Barbie was sentenced to death in absentia in 1952 and 1954. Both sentences are covered by the 20-year statute of limitations. France, moreover, abolished the death penalty in 1981, and Verges argued that Barbie cannot be given the lesser sentence of life imprisonment and therefore has technically paid his debt to society.

Cerdini ruled however that a valid sentence cannot be superseded by one that is now invalid.

Sources close to Verges said he would carry his appeal to the Supreme Court.

In demanding the maximum allowable penalty, Truche described the 73-year-old Barbie as a “man who showed no pity while he was this city’s Gestapo chief and no remorse during his trial.”

“Inhumanity is not acceptable — it must be repressed by the international community with all the severity prescribed by law,” the prosecutor said.

He reviewed the testimony of survivors of Barbie’s brutality, stressing that they described “the inferno of torture and deportation.” and linked Barbie personally to those crimes.

ACCUSAL OF CRUELTY

The former Gestapo chief, known as “the Butcher of Lyon,” is accused of direct involvement in the arrest and deportation of 44 Jewish children to death camps where all perished, and the deportation, torture and murder of 800 others, mostly Jews and resistance fighters.

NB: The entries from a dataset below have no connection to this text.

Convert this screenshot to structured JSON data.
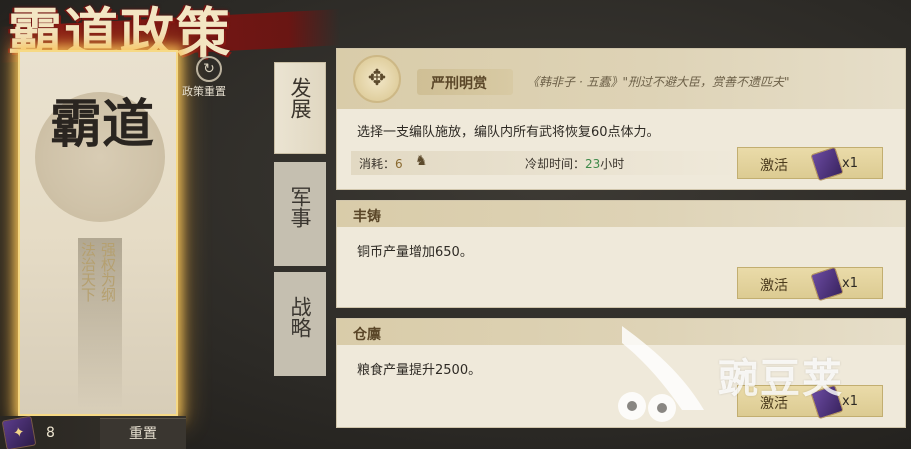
{
  "title": "霸道政策",
  "left_card": {
    "seal_text": "霸道",
    "slogan_line1": "强权为纲",
    "slogan_line2": "法治天下"
  },
  "reset_policy": {
    "icon": "refresh-icon",
    "label": "政策重置"
  },
  "bottom_bar": {
    "item_icon": "token-icon",
    "count": "8",
    "reset_label": "重置"
  },
  "tabs": [
    {
      "label": "发展",
      "selected": true
    },
    {
      "label": "军事",
      "selected": false
    },
    {
      "label": "战略",
      "selected": false
    }
  ],
  "policies": [
    {
      "name": "严刑明赏",
      "quote": "《韩非子 · 五蠹》\"刑过不避大臣，赏善不遗匹夫\"",
      "description": "选择一支编队施放，编队内所有武将恢复60点体力。",
      "cost_label": "消耗：",
      "cost_value": "6",
      "cooldown_label": "冷却时间：",
      "cooldown_value": "23",
      "cooldown_unit": "小时",
      "activate_label": "激活",
      "activate_count": "x1"
    },
    {
      "name": "丰铸",
      "description": "铜币产量增加650。",
      "activate_label": "激活",
      "activate_count": "x1"
    },
    {
      "name": "仓廪",
      "description": "粮食产量提升2500。",
      "activate_label": "激活",
      "activate_count": "x1"
    }
  ],
  "watermark": "豌豆荚",
  "colors": {
    "gold_glow": "#f6d985",
    "panel_bg": "#efe9da",
    "header_bg": "#d9cca9",
    "cooldown_green": "#3e8a4a",
    "title_red": "#8a1a14"
  }
}
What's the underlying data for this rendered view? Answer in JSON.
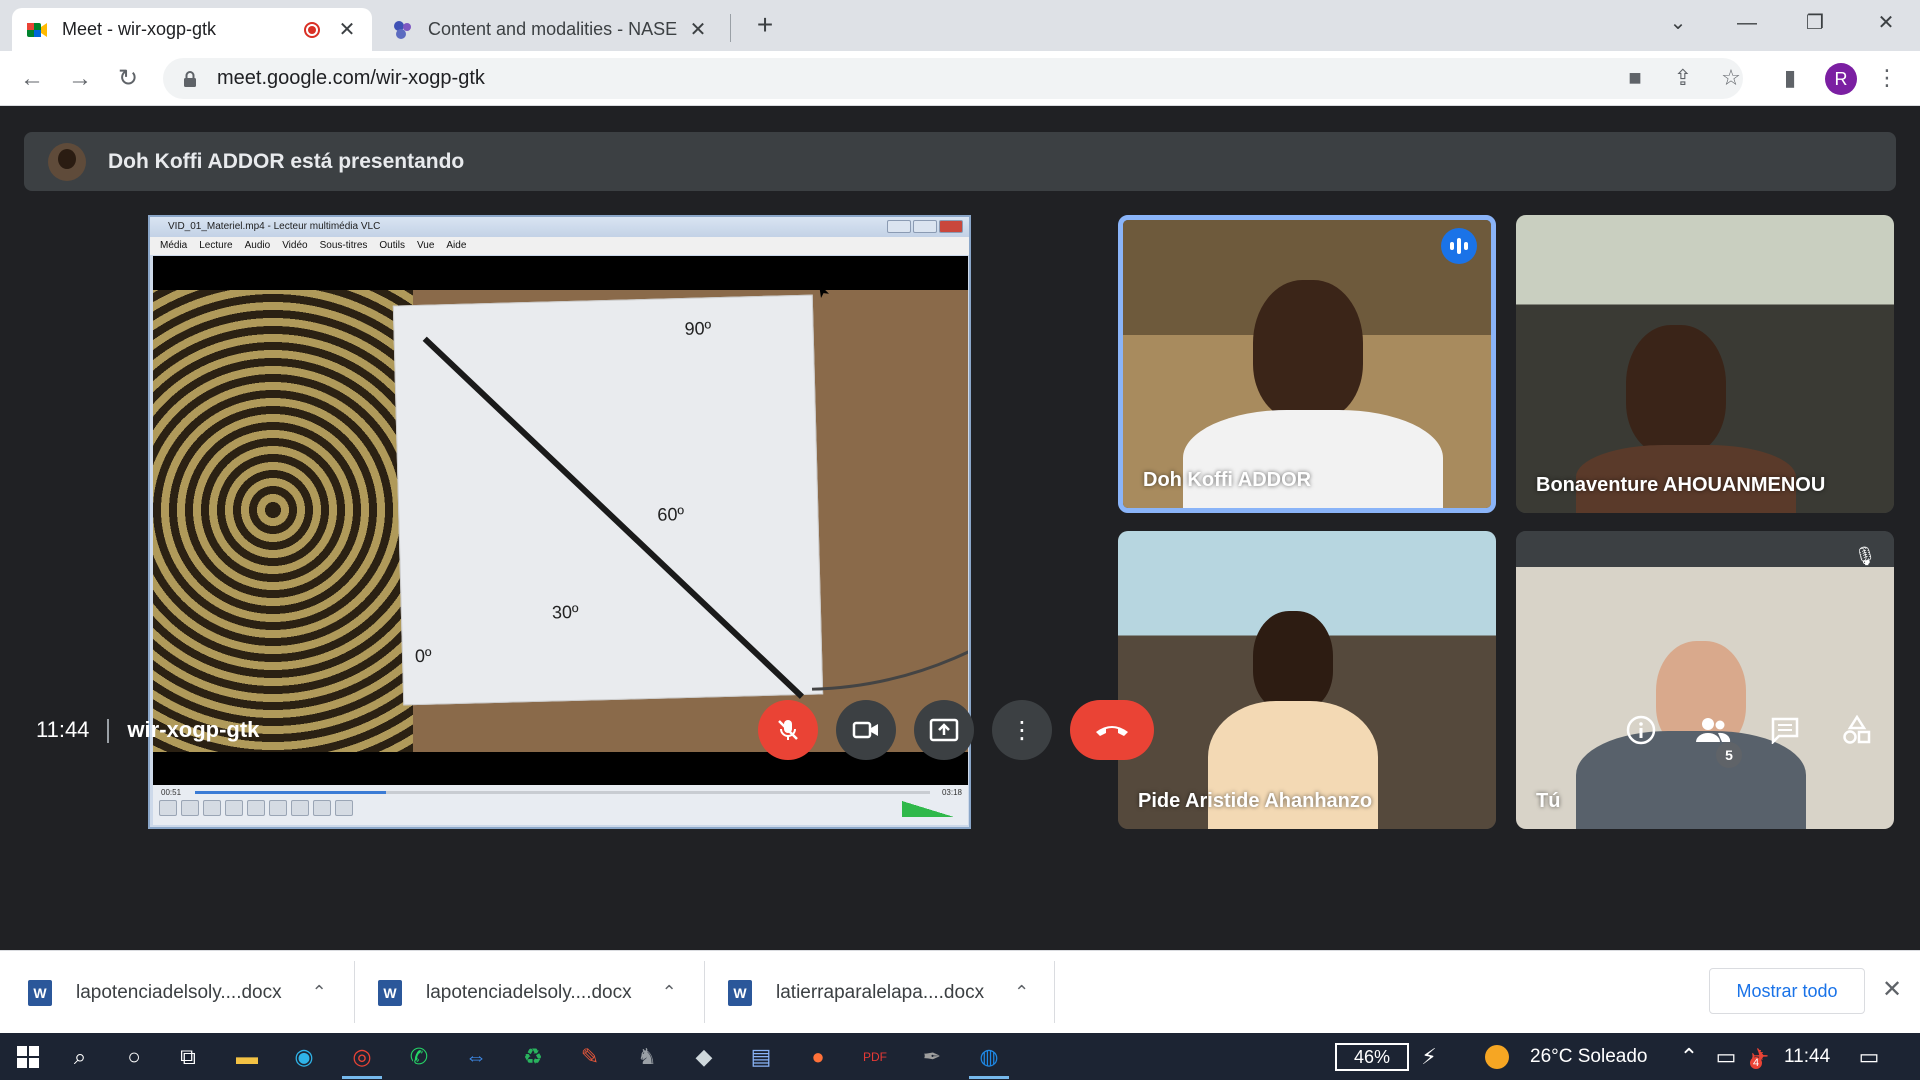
{
  "browser": {
    "tabs": [
      {
        "title": "Meet - wir-xogp-gtk",
        "active": true,
        "recording": true
      },
      {
        "title": "Content and modalities - NASE",
        "active": false
      }
    ],
    "url": "meet.google.com/wir-xogp-gtk",
    "profile_initial": "R"
  },
  "meet": {
    "presenting_text": "Doh Koffi ADDOR está presentando",
    "clock": "11:44",
    "meeting_code": "wir-xogp-gtk",
    "participants_count": "5",
    "participants": [
      {
        "name": "Doh Koffi ADDOR",
        "speaking": true,
        "muted": false
      },
      {
        "name": "Bonaventure AHOUANMENOU",
        "speaking": false,
        "muted": false
      },
      {
        "name": "Pide Aristide Ahanhanzo",
        "speaking": false,
        "muted": false
      },
      {
        "name": "Tú",
        "speaking": false,
        "muted": true
      }
    ],
    "shared_window": {
      "title": "VID_01_Materiel.mp4 - Lecteur multimédia VLC",
      "menu": [
        "Média",
        "Lecture",
        "Audio",
        "Vidéo",
        "Sous-titres",
        "Outils",
        "Vue",
        "Aide"
      ],
      "elapsed": "00:51",
      "duration": "03:18",
      "progress": 0.26,
      "volume": "100%",
      "protractor_labels": [
        "0º",
        "30º",
        "60º",
        "90º"
      ]
    }
  },
  "downloads": {
    "items": [
      "lapotenciadelsoly....docx",
      "lapotenciadelsoly....docx",
      "latierraparalelapa....docx"
    ],
    "show_all": "Mostrar todo"
  },
  "taskbar": {
    "battery": "46%",
    "weather": "26°C  Soleado",
    "time": "11:44",
    "notification_count": "4"
  }
}
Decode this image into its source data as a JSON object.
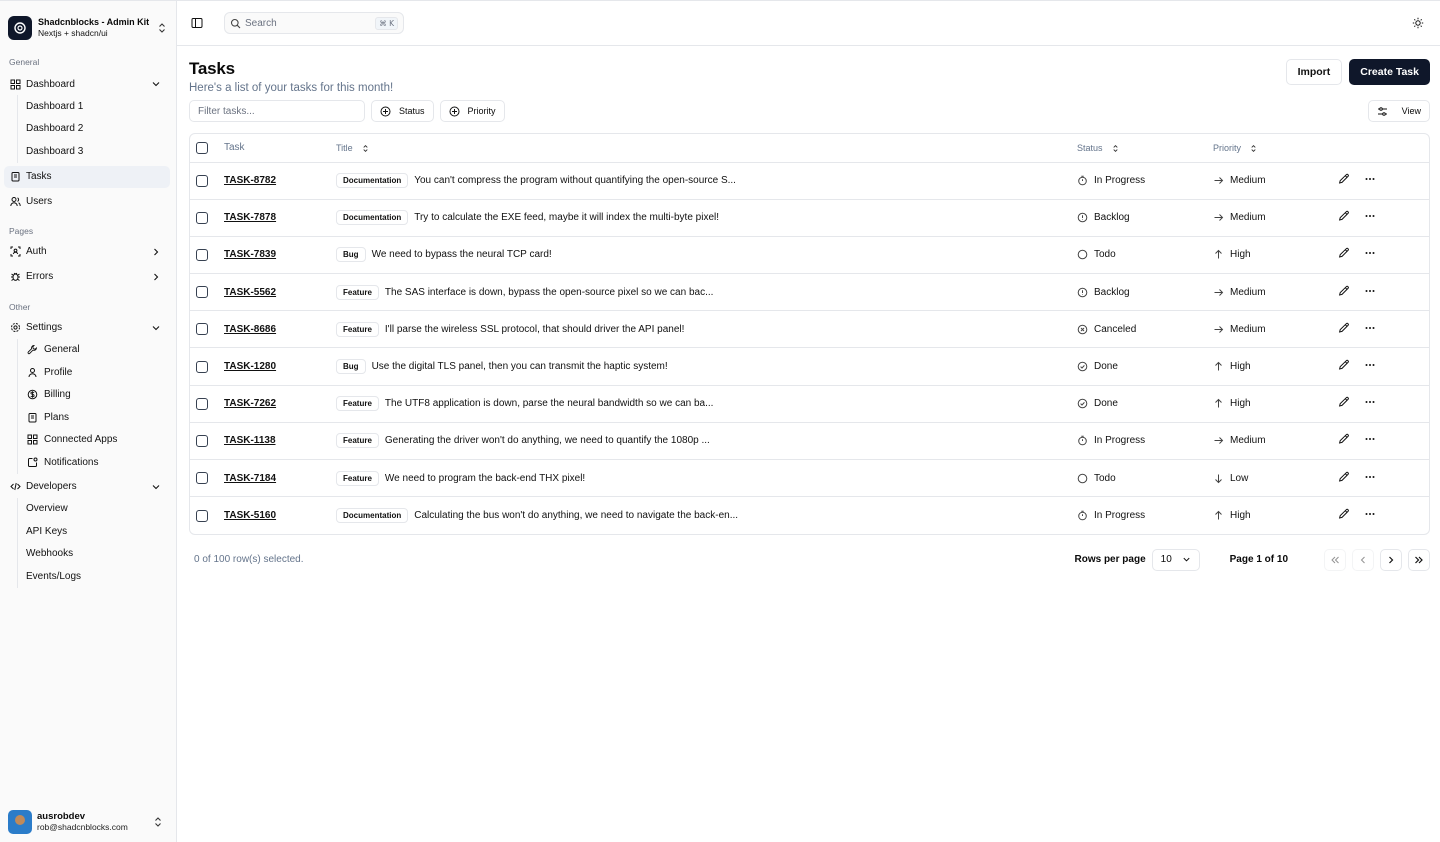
{
  "brand": {
    "title": "Shadcnblocks - Admin Kit",
    "subtitle": "Nextjs + shadcn/ui"
  },
  "sidebar": {
    "groups": {
      "general": "General",
      "pages": "Pages",
      "other": "Other"
    },
    "dashboard": {
      "label": "Dashboard",
      "children": [
        "Dashboard 1",
        "Dashboard 2",
        "Dashboard 3"
      ]
    },
    "tasks": "Tasks",
    "users": "Users",
    "auth": "Auth",
    "errors": "Errors",
    "settings": {
      "label": "Settings",
      "children": [
        "General",
        "Profile",
        "Billing",
        "Plans",
        "Connected Apps",
        "Notifications"
      ]
    },
    "developers": {
      "label": "Developers",
      "children": [
        "Overview",
        "API Keys",
        "Webhooks",
        "Events/Logs"
      ]
    }
  },
  "user": {
    "name": "ausrobdev",
    "email": "rob@shadcnblocks.com"
  },
  "search": {
    "placeholder": "Search",
    "shortcut": "⌘ K"
  },
  "page": {
    "title": "Tasks",
    "subtitle": "Here's a list of your tasks for this month!",
    "import_label": "Import",
    "create_label": "Create Task"
  },
  "toolbar": {
    "filter_placeholder": "Filter tasks...",
    "status_label": "Status",
    "priority_label": "Priority",
    "view_label": "View"
  },
  "table": {
    "headers": {
      "task": "Task",
      "title": "Title",
      "status": "Status",
      "priority": "Priority"
    },
    "rows": [
      {
        "id": "TASK-8782",
        "label": "Documentation",
        "title": "You can't compress the program without quantifying the open-source S...",
        "status": "In Progress",
        "priority": "Medium"
      },
      {
        "id": "TASK-7878",
        "label": "Documentation",
        "title": "Try to calculate the EXE feed, maybe it will index the multi-byte pixel!",
        "status": "Backlog",
        "priority": "Medium"
      },
      {
        "id": "TASK-7839",
        "label": "Bug",
        "title": "We need to bypass the neural TCP card!",
        "status": "Todo",
        "priority": "High"
      },
      {
        "id": "TASK-5562",
        "label": "Feature",
        "title": "The SAS interface is down, bypass the open-source pixel so we can bac...",
        "status": "Backlog",
        "priority": "Medium"
      },
      {
        "id": "TASK-8686",
        "label": "Feature",
        "title": "I'll parse the wireless SSL protocol, that should driver the API panel!",
        "status": "Canceled",
        "priority": "Medium"
      },
      {
        "id": "TASK-1280",
        "label": "Bug",
        "title": "Use the digital TLS panel, then you can transmit the haptic system!",
        "status": "Done",
        "priority": "High"
      },
      {
        "id": "TASK-7262",
        "label": "Feature",
        "title": "The UTF8 application is down, parse the neural bandwidth so we can ba...",
        "status": "Done",
        "priority": "High"
      },
      {
        "id": "TASK-1138",
        "label": "Feature",
        "title": "Generating the driver won't do anything, we need to quantify the 1080p ...",
        "status": "In Progress",
        "priority": "Medium"
      },
      {
        "id": "TASK-7184",
        "label": "Feature",
        "title": "We need to program the back-end THX pixel!",
        "status": "Todo",
        "priority": "Low"
      },
      {
        "id": "TASK-5160",
        "label": "Documentation",
        "title": "Calculating the bus won't do anything, we need to navigate the back-en...",
        "status": "In Progress",
        "priority": "High"
      }
    ]
  },
  "footer": {
    "selected_text": "0 of 100 row(s) selected.",
    "rows_per_page_label": "Rows per page",
    "rows_per_page_value": "10",
    "page_info": "Page 1 of 10"
  }
}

Truche depicted Barbie as a dedicated Nazi from his youth, who joined the Nazi Party in 1933, the year Hitler came to power, and adhered to its ideology of Aryan racial superiority and the elimination of non-Aryans.

The trial, which began on May 11, will end this week after Verges and his three associates will sum up for the defense. The jury will retire Friday and is expected to reach a verdict by Friday night.